March 04, 2015:
As the first rays of the sun shone down the window-glass, I hastily sat up in my chair, wondering why I had fallen asleep at the typewriter. The table was strewn with bits and pieces of crumpled paper with words that refused to make any sense to me. After about a minute of haze, a part of it slowly came back. I had been thinking furiously the night before. And thinking too hard, for me, always leads to severe confusion. My therapist tells me it’s here to stay for a while, at least as long as the withdrawal period remains. On that note, I’m seriously glad I’m off my psych meds and getting better every day.
But withdrawal is even more difficult to handle than depression itself. It’s also gradual and there’s this continuous pressure of staying strong. Deal with the bursts of headache. Deal with the suffocating dearth of chemical comfort. Deal with regular, expected interactions with people you love (or perhaps, used to love, who can tell?) and do not fuck them up just yet. Deal with the entire day, five minutes at a time. Deal with life without any fallback options – just like ‘normal healthy humans’ do.
The only problem remains: I’m not a normal, healthy person yet – just the shadow of one; en-route to becoming one of course (thankfully), but just not there yet. Insomnia returns, occasionally. Fears return, occasionally. The shroud of black returns occasionally. The medicines can’t. That’s all.
And that’s what makes a world of difference.
I’m learning to stand back up on my legs, but they seem to be made of jelly now. The therapist smiles when I tell her this and says, “Well, at least they’re not fluid anymore.”
“That’s the point,” she says, “Hardening over time. Gathering strength on the go.”
There’s a poster in my room which says, “Vires acquirit eundo.”
Apart from giving me more than enough strength to get through the day with a smile, it also serves to remind me of Melbourne, the one place I would love to visit alone someday soon.

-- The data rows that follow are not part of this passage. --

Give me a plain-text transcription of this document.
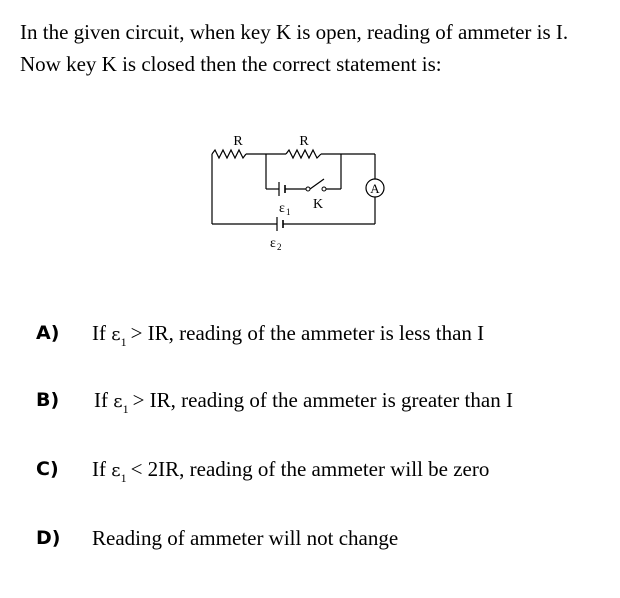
In the given circuit, when key K is open, reading of ammeter is I. Now key K is closed then the correct statement is:

A
R	R
K
ε 1
ε 2
A)	If $\varepsilon_1$ > IR, reading of the ammeter is less than I
B)	If $\varepsilon_1$ > IR, reading of the ammeter is greater than I
C)	If $\varepsilon_1 < 2IR$, reading of the ammeter will be zero
D)	Reading of ammeter will not change
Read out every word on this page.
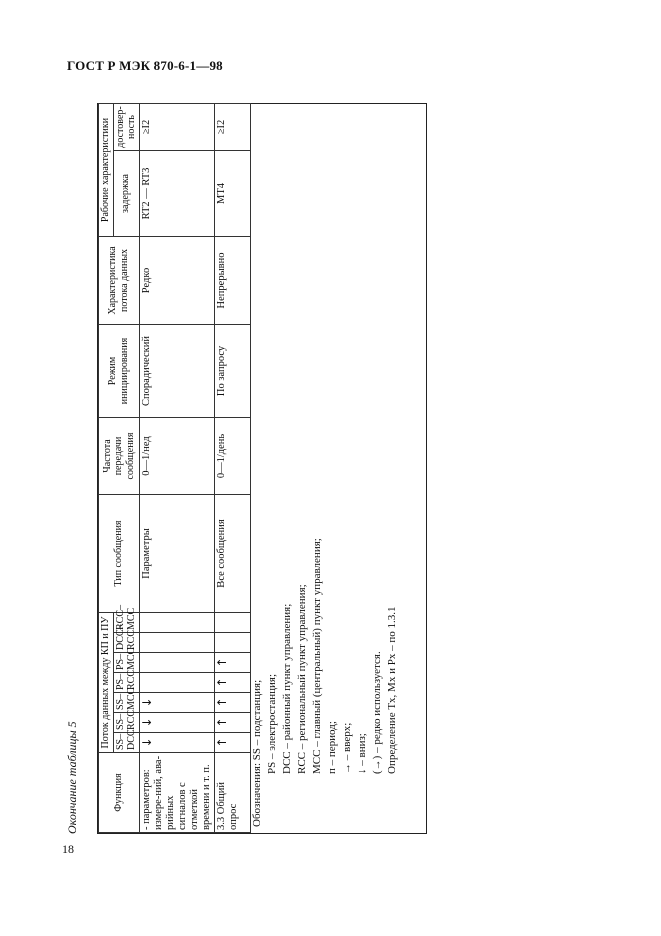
ГОСТ Р МЭК 870-6-1—98
Окончание таблицы 5	Функция	Поток данных между КП и ПУ							Тип сообщения	Частота передачи сообщения	Режим инициирования	Характеристика потока данных	Рабочие характеристики	
	SS–DCC	SS–RCC	SS–MCC	PS–RCC	PS–MCC	DCC–RCC	RCC–MCC					задержка	достовер-ность
- параметров: измере-ний, ава-рийных сигналов с отметкой времени и т. п.	↓	↓	↓					Параметры	0—1/нед	Спорадический	Редко	RT2 — RT3	≥I2
3.3 Общий опрос	↑	↑	↑	↑	↑			Все сообщения	0—1/день	По запросу	Непрерывно	MT4	≥I2
Обозначения: SS – подстанция; PS – электростанция; DCC – районный пункт управления; RCC – региональный пункт управления; MCC – главный (центральный) пункт управления; п – период; → – вверх; ↓ – вниз; (→) – редко используется. Определение Tx, Mx и Px – по 1.3.1
18
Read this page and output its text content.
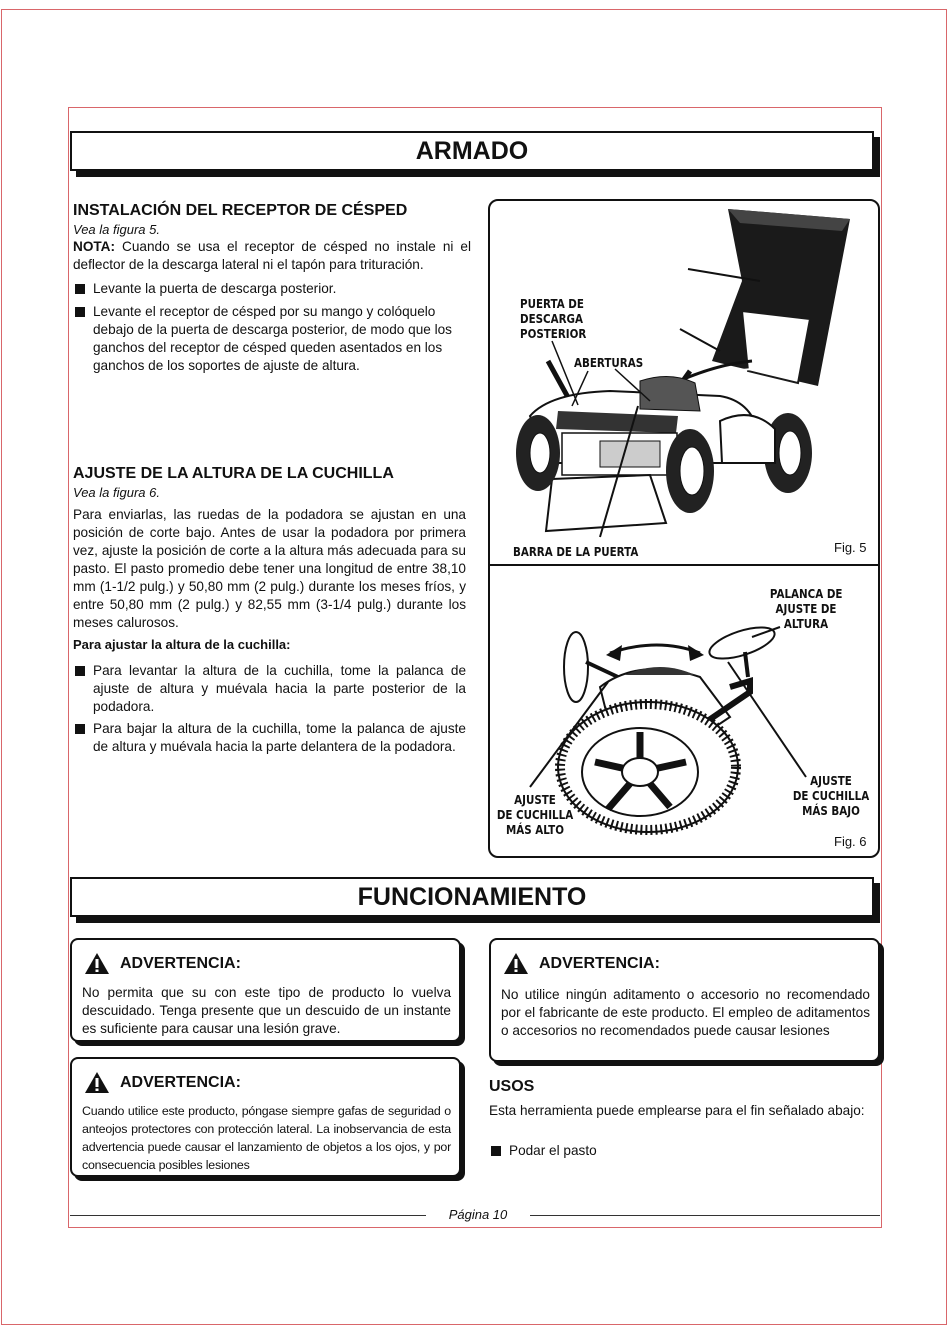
ARMADO
INSTALACIÓN DEL RECEPTOR DE CÉSPED
Vea la figura 5.
NOTA: Cuando se usa el receptor de césped no instale ni el deflector de la descarga lateral ni el tapón para trituración.
Levante la puerta de descarga posterior.
Levante el receptor de césped por su mango y colóquelo debajo de la puerta de descarga posterior, de modo que los ganchos del receptor de césped queden asentados en los ganchos de los soportes de ajuste de altura.
AJUSTE DE LA ALTURA DE LA CUCHILLA
Vea la figura 6.
Para enviarlas, las ruedas de la podadora se ajustan en una posición de corte bajo. Antes de usar la podadora por primera vez, ajuste la posición de corte a la altura más adecuada para su pasto. El pasto promedio debe tener una longitud de entre 38,10 mm (1-1/2 pulg.) y 50,80 mm (2 pulg.) durante los meses fríos, y entre 50,80 mm (2 pulg.) y 82,55 mm (3-1/4 pulg.) durante los meses calurosos.
Para ajustar la altura de la cuchilla:
Para levantar la altura de la cuchilla, tome la palanca de ajuste de altura y muévala hacia la parte posterior de la podadora.
Para bajar la altura de la cuchilla, tome la palanca de ajuste de altura y muévala hacia la parte delantera de la podadora.
PUERTA DE
DESCARGA
POSTERIOR
ABERTURAS
BARRA DE LA PUERTA	Fig. 5
PALANCA DE
AJUSTE DE
ALTURA
AJUSTE
DE CUCHILLA
MÁS ALTO
AJUSTE
DE CUCHILLA
MÁS BAJO
Fig. 6
FUNCIONAMIENTO
ADVERTENCIA:
No permita que su con este tipo de producto lo vuelva descuidado. Tenga presente que un descuido de un instante es suficiente para causar una lesión grave.
ADVERTENCIA:
Cuando utilice este producto, póngase siempre gafas de seguridad o anteojos protectores con protección lateral. La inobservancia de esta advertencia puede causar el lanzamiento de objetos a los ojos, y por consecuencia posibles lesiones
ADVERTENCIA:
No utilice ningún aditamento o accesorio no recomendado por el fabricante de este producto. El empleo de aditamentos o accesorios no recomendados puede causar lesiones
USOS
Esta herramienta puede emplearse para el fin señalado abajo:
Podar el pasto
Página 10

But at least initially, withdrawal is not going down very well with me. Just yesterday, I was out with perhaps the only three peers whose existence makes sense to me and I have glorious memories of the entire day right from brunch to a golden evening on the grass. And just today, I woke up with a chest feeling so tight, I could neither breathe, nor walk. I have issues with my temper, which is a first. I completely abhor being angry: I feel like I’m not in control of my own mind and I know I’m being horrible, mean and spiteful without being able to do anything about it. I am told that this is just a symptom of my body getting acclimatized to a drugless existence.
I often find myself wondering whether someone should have to go through this – five years of struggling with debilitating pain and loss of control over their own mind. Things sometimes fall apart, to mirror my mind – my phone, one of my computers, the water pump at home.
Someone told me this is all a panic attack. I can’t be see-sawing like this because this doesn’t let me function, let alone work.
On days such as these, I feel like such an impostor in a world of adults. Some people barely a couple of years older, are already getting married now! And here I am, in the middle of nowhere, unable to breathe well!
I went home through a gorgeous sunset today; the sky fell to the horizon in a gradient of blush and the colors made me very happy, and somehow, feel better about my life.
But then again, the night wasn’t easy; everything that I’d started being on my meds for came rushing back – the apathy, the sadness, the raging guilt and anger. All of my resolve was dissolved in an hour. But I’m also going to see if I can learn how to cope with things better; that’s what they teach at therapy too: Coping, handling, finding some degree of strength and grace in the face of a difficult event.
I just want to be able to breathe again and be in less pain. Is that too much to ask?
I read this diary entry today, after almost a year of writing it.
And I realized withdrawal symptoms never really changed after all: either from medicines, or from caffeine, or from alcohol, or from nicotine.
Or from you.
But this time around, there’s no therapy. And the want to be able to breathe again and to be in less pain will always be too much to ask for.